People build homes there, start business, take classes, and seek out entertainment. Residents can buy, sell, or trade things in the marketplace by using Linden dollars that can be converted to US dollars at currency exchanges. As double lives tend to be, some of the stuff there seems seedy, but there are some churches. Here's a cathedral that was built there:
Copyright 2006, Linden Research, Inc.
All Rights Reserved.
Ah, but this is just a enormous and irrelevant distraction just waiting to suck me into a virtual reality neverland, you say?
Maybe not...
Many real worlds companies have set up shop in Second Life, and now the first publisher is checking it out. According to this article:
Penguin, however, is the first major publisher to dip its toe into
the virtual world and, appropriately, it has chosen Neal Stephenson's
Snow Crash as the book with which to test the waters.
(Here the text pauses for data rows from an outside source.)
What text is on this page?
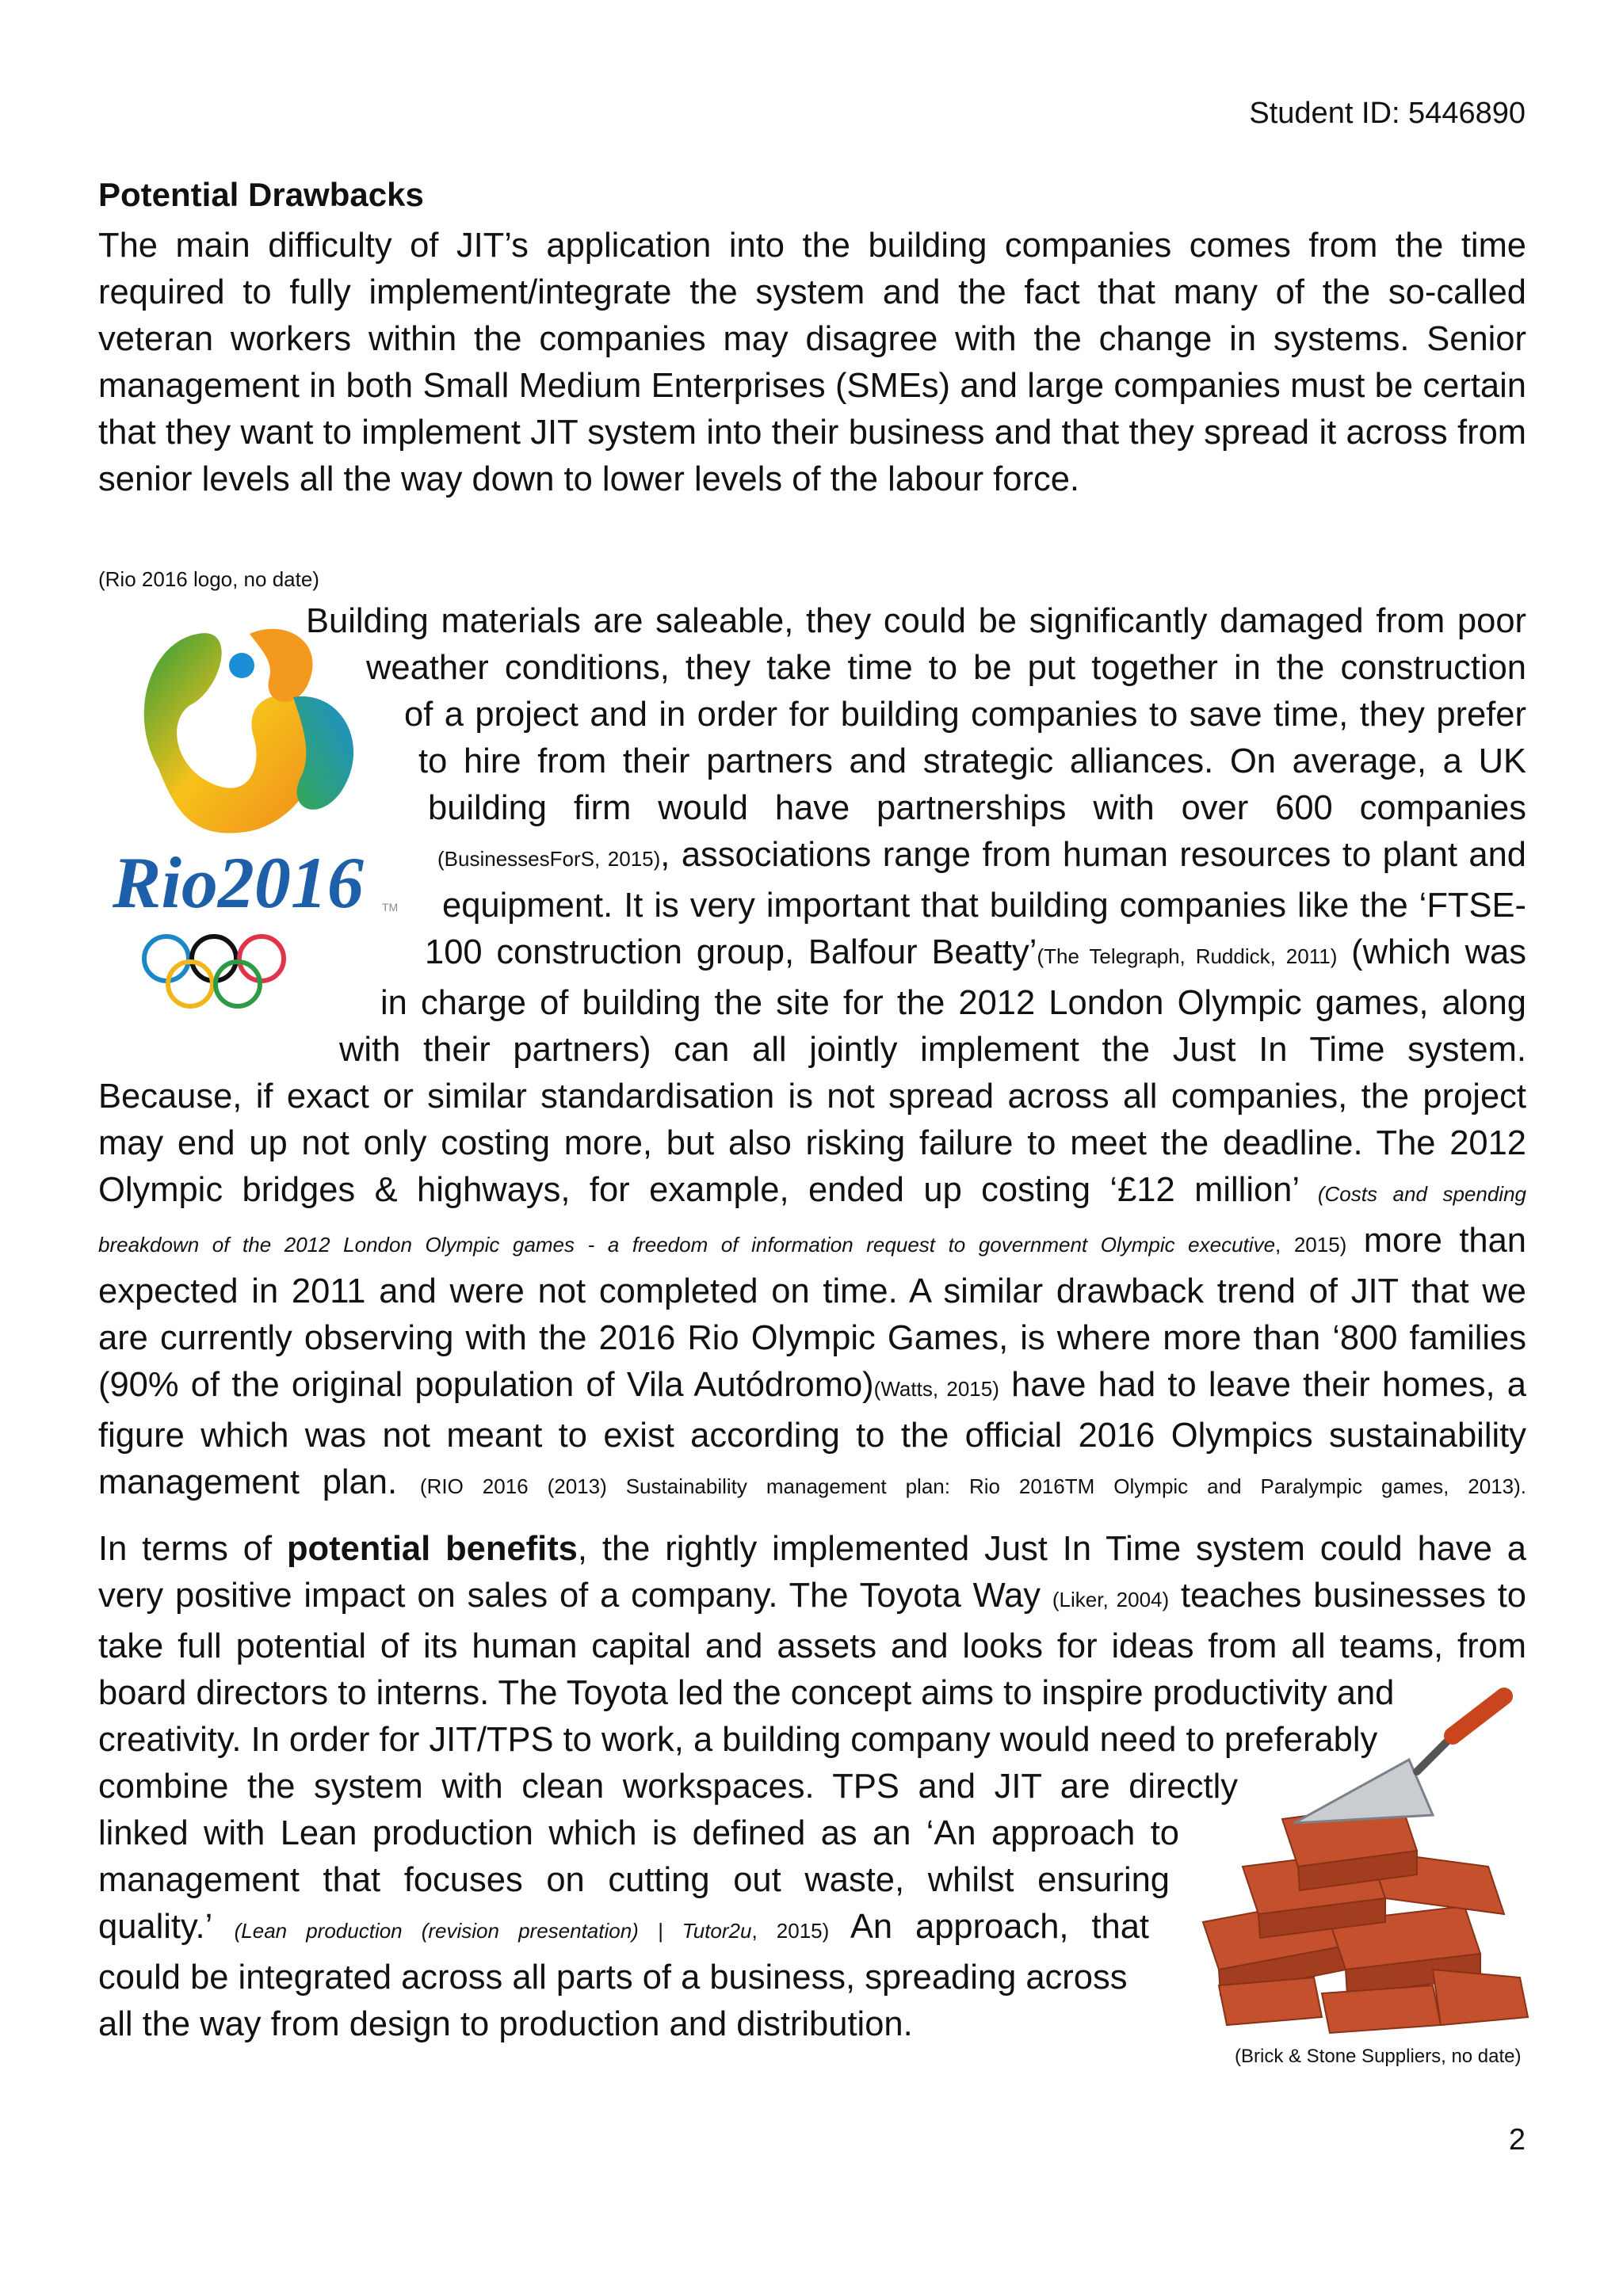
Student ID: 5446890
Potential Drawbacks
The main difficulty of JIT’s application into the building companies comes from the time required to fully implement/integrate the system and the fact that many of the so-called veteran workers within the companies may disagree with the change in systems. Senior management in both Small Medium Enterprises (SMEs) and large companies must be certain that they want to implement JIT system into their business and that they spread it across from senior levels all the way down to lower levels of the labour force.
(Rio 2016 logo, no date)
Rio2016 TM
Building materials are saleable, they could be significantly damaged from poor
weather conditions, they take time to be put together in the construction
of a project and in order for building companies to save time, they prefer
to hire from their partners and strategic alliances. On average, a UK
building firm would have partnerships with over 600 companies
(BusinessesForS, 2015), associations range from human resources to plant and
equipment. It is very important that building companies like the ‘FTSE-
100 construction group, Balfour Beatty’(The Telegraph, Ruddick, 2011) (which was
in charge of building the site for the 2012 London Olympic games, along
with their partners) can all jointly implement the Just In Time system.
Because, if exact or similar standardisation is not spread across all companies, the project
may end up not only costing more, but also risking failure to meet the deadline. The 2012
Olympic bridges & highways, for example, ended up costing ‘£12 million’ (Costs and spending
breakdown of the 2012 London Olympic games - a freedom of information request to government Olympic executive, 2015) more than
expected in 2011 and were not completed on time. A similar drawback trend of JIT that we
are currently observing with the 2016 Rio Olympic Games, is where more than ‘800 families
(90% of the original population of Vila Autódromo)(Watts, 2015) have had to leave their homes, a
figure which was not meant to exist according to the official 2016 Olympics sustainability
management plan. (RIO 2016 (2013) Sustainability management plan: Rio 2016TM Olympic and Paralympic games, 2013).
In terms of potential benefits, the rightly implemented Just In Time system could have a
very positive impact on sales of a company. The Toyota Way (Liker, 2004) teaches businesses to
take full potential of its human capital and assets and looks for ideas from all teams, from
board directors to interns. The Toyota led the concept aims to inspire productivity and
creativity. In order for JIT/TPS to work, a building company would need to preferably
combine the system with clean workspaces. TPS and JIT are directly
linked with Lean production which is defined as an ‘An approach to
management that focuses on cutting out waste, whilst ensuring
quality.’ (Lean production (revision presentation) | Tutor2u, 2015) An approach, that
could be integrated across all parts of a business, spreading across
all the way from design to production and distribution.
(Brick & Stone Suppliers, no date)
2
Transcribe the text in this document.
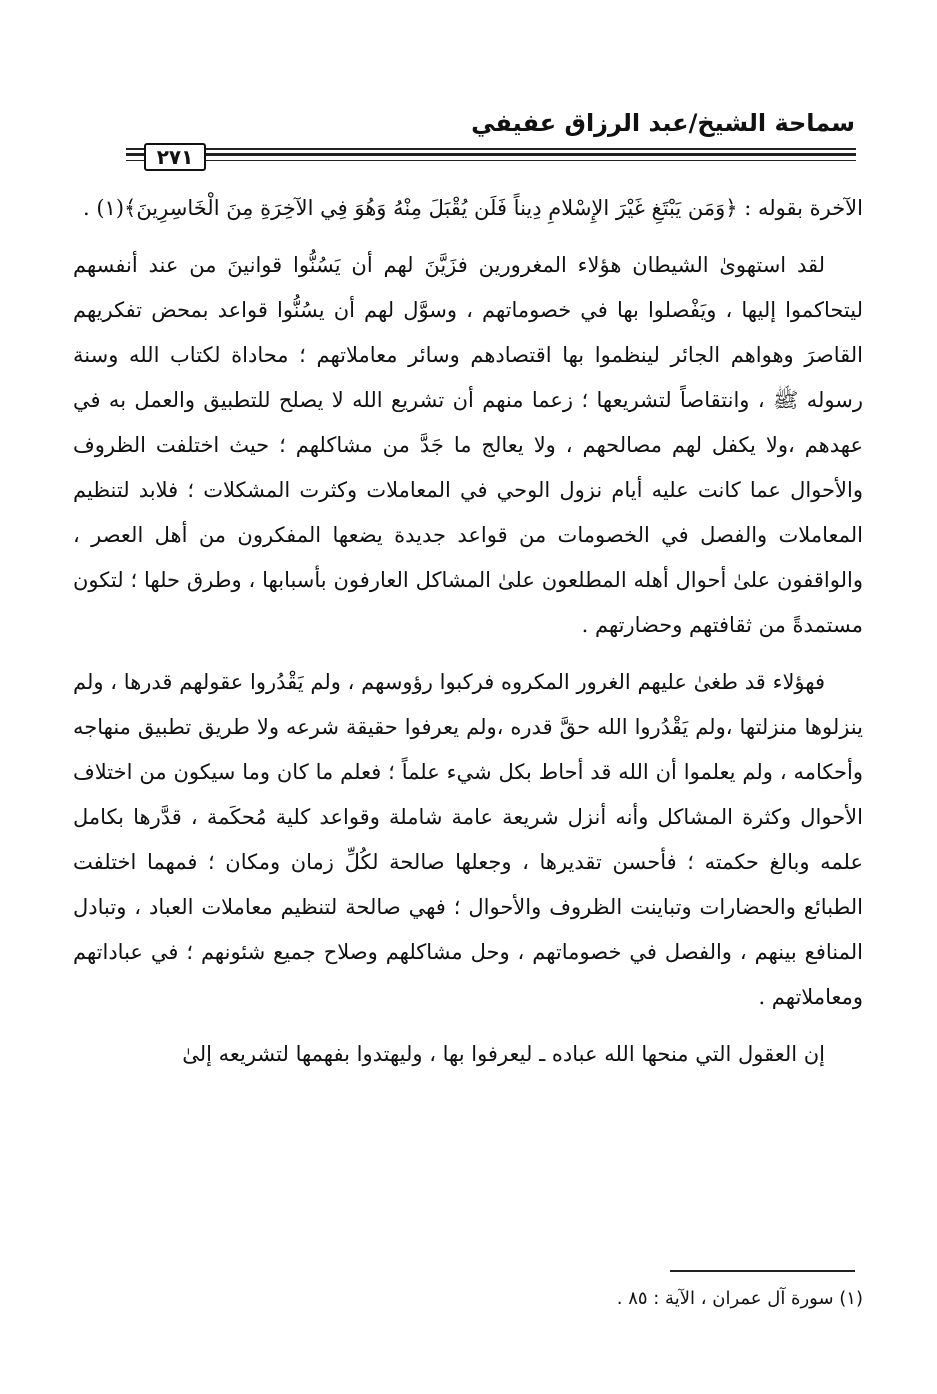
سماحة الشيخ/عبد الرزاق عفيفي
٢٧١

الآخرة بقوله : ﴿وَمَن يَبْتَغِ غَيْرَ الإِسْلامِ دِيناً فَلَن يُقْبَلَ مِنْهُ وَهُوَ فِي الآخِرَةِ مِنَ الْخَاسِرِينَ﴾(١) .

لقد استهوىٰ الشيطان هؤلاء المغرورين فزَيَّنَ لهم أن يَسُنُّوا قوانينَ من عند أنفسهم ليتحاكموا إليها ، ويَفْصلوا بها في خصوماتهم ، وسوَّل لهم أن يسُنُّوا قواعد بمحض تفكريهم القاصرَ وهواهم الجائر لينظموا بها اقتصادهم وسائر معاملاتهم ؛ محاداة لكتاب الله وسنة رسوله ﷺ ، وانتقاصاً لتشريعها ؛ زعما منهم أن تشريع الله لا يصلح للتطبيق والعمل به في عهدهم ،ولا يكفل لهم مصالحهم ، ولا يعالج ما جَدَّ من مشاكلهم ؛ حيث اختلفت الظروف والأحوال عما كانت عليه أيام نزول الوحي في المعاملات وكثرت المشكلات ؛ فلابد لتنظيم المعاملات والفصل في الخصومات من قواعد جديدة يضعها المفكرون من أهل العصر ، والواقفون علىٰ أحوال أهله المطلعون علىٰ المشاكل العارفون بأسبابها ، وطرق حلها ؛ لتكون مستمدةً من ثقافتهم وحضارتهم .

فهؤلاء قد طغىٰ عليهم الغرور المكروه فركبوا رؤوسهم ، ولم يَقْدُروا عقولهم قدرها ، ولم ينزلوها منزلتها ،ولم يَقْدُروا الله حقَّ قدره ،ولم يعرفوا حقيقة شرعه ولا طريق تطبيق منهاجه وأحكامه ، ولم يعلموا أن الله قد أحاط بكل شيء علماً ؛ فعلم ما كان وما سيكون من اختلاف الأحوال وكثرة المشاكل وأنه أنزل شريعة عامة شاملة وقواعد كلية مُحكَمة ، قدَّرها بكامل علمه وبالغ حكمته ؛ فأحسن تقديرها ، وجعلها صالحة لكُلِّ زمان ومكان ؛ فمهما اختلفت الطبائع والحضارات وتباينت الظروف والأحوال ؛ فهي صالحة لتنظيم معاملات العباد ، وتبادل المنافع بينهم ، والفصل في خصوماتهم ، وحل مشاكلهم وصلاح جميع شئونهم ؛ في عباداتهم ومعاملاتهم .

إن العقول التي منحها الله عباده ـ ليعرفوا بها ، وليهتدوا بفهمها لتشريعه إلىٰ

(١) سورة آل عمران ، الآية : ٨٥ .
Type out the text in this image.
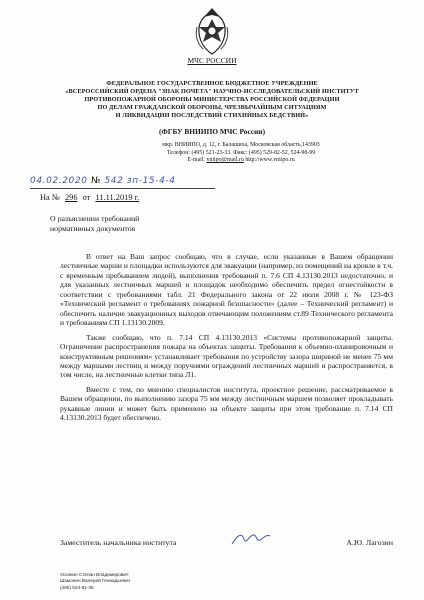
МЧС РОССИИ
ФЕДЕРАЛЬНОЕ ГОСУДАРСТВЕННОЕ БЮДЖЕТНОЕ УЧРЕЖДЕНИЕ
«ВСЕРОССИЙСКИЙ ОРДЕНА "ЗНАК ПОЧЕТА" НАУЧНО-ИССЛЕДОВАТЕЛЬСКИЙ ИНСТИТУТ
ПРОТИВОПОЖАРНОЙ ОБОРОНЫ МИНИСТЕРСТВА РОССИЙСКОЙ ФЕДЕРАЦИИ
ПО ДЕЛАМ ГРАЖДАНСКОЙ ОБОРОНЫ, ЧРЕЗВЫЧАЙНЫМ СИТУАЦИЯМ
И ЛИКВИДАЦИИ ПОСЛЕДСТВИЙ СТИХИЙНЫХ БЕДСТВИЙ»
(ФГБУ ВНИИПО МЧС России)
мкр. ВНИИПО, д. 12, г. Балашиха, Московская область,143903
Телефон: (495) 521-23-33. Факс: (495) 529-82-52, 524-98-99
E-mail: vniipo@mail.ru http://www.vniipo.ru
04.02.2020 № 542 зп-15-4-4
На № 296 от 11.11.2019 г.
О разъяснении требований
нормативных документов

В ответ на Ваш запрос сообщаю, что в случае, если указанные в Вашем обращении лестничные марши и площадки используются для эвакуации (например, из помещений на кровле в т.ч. с временным пребыванием людей), выполнения требований п. 7.6 СП 4.13130.2013 недостаточно, и для указанных лестничных маршей и площадок необходимо обеспечить предел огнестойкости в соответствии с требованиями табл. 21 Федерального закона от 22 июля 2008 г. № 123-ФЗ «Технический регламент о требованиях пожарной безопасности» (далее – Технический регламент) и обеспечить наличие эвакуационных выходов отвечающим положениям ст.89 Технического регламента и требованиям СП 1.13130.2009.

Также сообщаю, что п. 7.14 СП 4.13130.2013 «Системы противопожарной защиты. Ограничение распространения пожара на объектах защиты. Требования к объемно-планировочным и конструктивным решениям» устанавливает требования по устройству зазора шириной не менее 75 мм между маршами лестниц и между поручнями ограждений лестничных маршей и распространяется, в том числе, на лестничные клетки типа Л1.

Вместе с тем, по мнению специалистов института, проектное решение, рассматриваемое в Вашем обращении, по выполнению зазора 75 мм между лестничным маршем позволяет прокладывать рукавные линии и может быть применено на объекте защиты при этом требование п. 7.14 СП 4.13130.2013 будет обеспечено.

Заместитель начальника института	А.Ю. Лагозин
Усолкин Степан Владимирович
Шамонин Валерий Геннадьевич
(495) 524-81-35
With its
invention of the notion of a "metaverse" (a contraction of
"metaphysical universe") it is acknowledged as the inspiration behind
Second Life and other virtual worlds.
Penguin
worked with the London-based virtual world design agency Rivers Run Red
to create an in-world version of the book - this offers readers
excerpts of the text, an audio clip and a link which clicks through to
a dedicated Second Life page on the Penguin website, complete with the
opportunity to buy the book at a discount. They are now developing a
virtual bookshelf of other Penguin titles for the Second Life resident.
MySpace, YouTube, Second Life -- all parts of the brave new world of book promotion.